[OSM-dev] visible-Flag in PBF

Sat May 7 22:04:16 BST 2011

Hi,

On Sat, May 7, 2011 at 10:15 PM, Scott Crosby <scott at sacrosby.com> wrote:
> However, I'm reluctant to add any of these unless there's a commitment
> to immediately add software support for these.

And I guess you are right to do so. While it might parsing the data
faster, it usually is not the bottleneck when working with OSM data.
E.g., the importer of MoNav spends 50s reading the PBF and the whole
preprocessing chain takes about 5-10 minutes. Keeping the data format
simple is also very important.

> Most likely. We can always add another field to the indexdata. What
> kind of indexing data structure are you thinking of?

Similar to the once you mentioned above... element id range and bounding box.

> There are about 80k blobs. If 1-byte tags are used for the counts,
> overhead is:9 bytes each:
>
>   2 bytes indexdata tag&length in the BlobHeader
>   3*1 bytes (tags for 3 fields)
>   2*1 bytes (varint count for N==0)
>   1*2 bytes (varint count for N < 2**14)
>
> I assume that few blobs contain more than one entity type. Using
> booleans only saves one byte of overhead compared to this.

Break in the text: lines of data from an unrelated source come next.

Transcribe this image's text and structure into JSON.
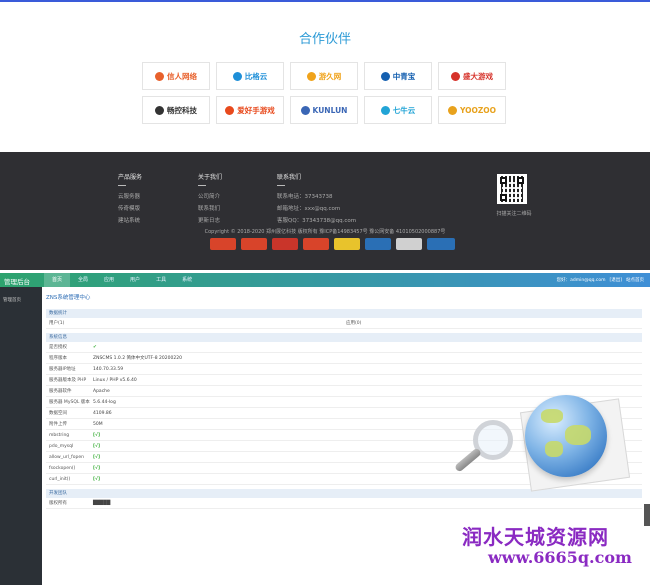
{
  "partners": {
    "title": "合作伙伴",
    "logos": [
      {
        "name": "信人网络",
        "color": "#e8612c"
      },
      {
        "name": "比格云",
        "color": "#1e8fd8"
      },
      {
        "name": "游久网",
        "color": "#f0a31b"
      },
      {
        "name": "中青宝",
        "color": "#1560b0"
      },
      {
        "name": "盛大游戏",
        "color": "#d6322a"
      },
      {
        "name": "畅控科技",
        "color": "#333333"
      },
      {
        "name": "爱好手游戏",
        "color": "#e84a1d"
      },
      {
        "name": "KUNLUN",
        "color": "#3a66b5"
      },
      {
        "name": "七牛云",
        "color": "#22a4d6"
      },
      {
        "name": "YOOZOO",
        "color": "#e8a21d"
      }
    ]
  },
  "footer": {
    "columns": [
      {
        "title": "产品服务",
        "links": [
          "云服务器",
          "传奇模版",
          "建站系统"
        ]
      },
      {
        "title": "关于我们",
        "links": [
          "公司简介",
          "联系我们",
          "更新日志"
        ]
      },
      {
        "title": "联系我们",
        "links": [
          "联系电话：37343738",
          "邮箱地址：xxx@qq.com",
          "客服QQ：37343738@qq.com"
        ]
      }
    ],
    "qr_caption": "扫描关注二维码",
    "copyright": "Copyright © 2018-2020 郑州展亿科技 版权所有 豫ICP备14983457号 豫公网安备 41010502000887号",
    "badges": [
      {
        "label": "badge-1",
        "color": "#d8442a"
      },
      {
        "label": "badge-2",
        "color": "#d8442a"
      },
      {
        "label": "badge-3",
        "color": "#c9352a"
      },
      {
        "label": "badge-4",
        "color": "#d8442a"
      },
      {
        "label": "badge-5",
        "color": "#e8c32c"
      },
      {
        "label": "badge-6",
        "color": "#2a6fb5"
      },
      {
        "label": "badge-7",
        "color": "#d0d0d0"
      },
      {
        "label": "badge-8",
        "color": "#2a6fb5"
      }
    ]
  },
  "admin": {
    "brand": "管理后台",
    "nav": [
      "首页",
      "全局",
      "应用",
      "用户",
      "工具",
      "系统"
    ],
    "user": [
      "您好：admin@qq.com",
      "[退出]",
      "站点首页"
    ],
    "sidebar_item": "管理首页",
    "page_title": "ZNS系统管理中心",
    "sections": [
      {
        "title": "数据统计",
        "rows": [
          {
            "label": "用户(1)",
            "value": "",
            "label2": "应用(0)"
          }
        ]
      },
      {
        "title": "系统信息",
        "rows": [
          {
            "label": "是否授权",
            "value": "✔",
            "green": true
          },
          {
            "label": "程序版本",
            "value": "ZNSCMS 1.0.2 简体中文UTF-8 20200220"
          },
          {
            "label": "服务器IP地址",
            "value": "140.70.33.59"
          },
          {
            "label": "服务器版本及 PHP",
            "value": "Linux / PHP v5.6.40"
          },
          {
            "label": "服务器软件",
            "value": "Apache"
          },
          {
            "label": "服务器 MySQL 版本",
            "value": "5.6.44-log"
          },
          {
            "label": "数据空间",
            "value": "4109.86"
          },
          {
            "label": "附件上传",
            "value": "50M"
          },
          {
            "label": "mbstring",
            "value": "[√]",
            "green": true
          },
          {
            "label": "pdo_mysql",
            "value": "[√]",
            "green": true
          },
          {
            "label": "allow_url_fopen",
            "value": "[√]",
            "green": true
          },
          {
            "label": "fsockopen()",
            "value": "[√]",
            "green": true
          },
          {
            "label": "curl_init()",
            "value": "[√]",
            "green": true
          }
        ]
      },
      {
        "title": "开发团队",
        "rows": [
          {
            "label": "版权所有",
            "value": "█████"
          }
        ]
      }
    ]
  },
  "watermark": {
    "text": "润水天城资源网",
    "url": "www.6665q.com"
  }
}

I believe we can get away with 4 bytes:
2 bytes tag + length
1 + 1 byte for one field ( bool )
We omit all fields that equal zero ( they are optional ) and the
reader can then treat that as if it were set to zero

> The problem is that osmosis doesn't have functionality to 'push'
> metadata through the pipeline. The pbf reader, as a consumer, has
> barely any metadata available to put in the file header. It has no
> idea if the data is sorted or not so can't set the flag. The solution
> is to improve the XML format so that bounds tags include a key-val
> dictionary, make osmosis propagate that metadata through its
> processing, and have the xml&pbf writers put that metadata into the
> OSMHeader blob or <bounds> XML tag. Existing osmosis filters need to
> be patched to properly set or reset the is-sorted flag. Then ask the
> people who do planet dumps to set the flag on the dbase dumps. (And,
> given we'll have a full key-val dictionary, we can include other
> metadata like URL's for getting minute changesets, datestamps, and
> other goodies.)

I agree, it would be the right approach to get this information in the
XML version first.

>> About 312s to compress all blobs for Germany. Changing the dictionary
>> size does not change much. I lowered it all the way down to 64kb and
>> the values stayed the same essentially.
>>
>
> And deflate?
>

185s

Regards,

Christian Vetter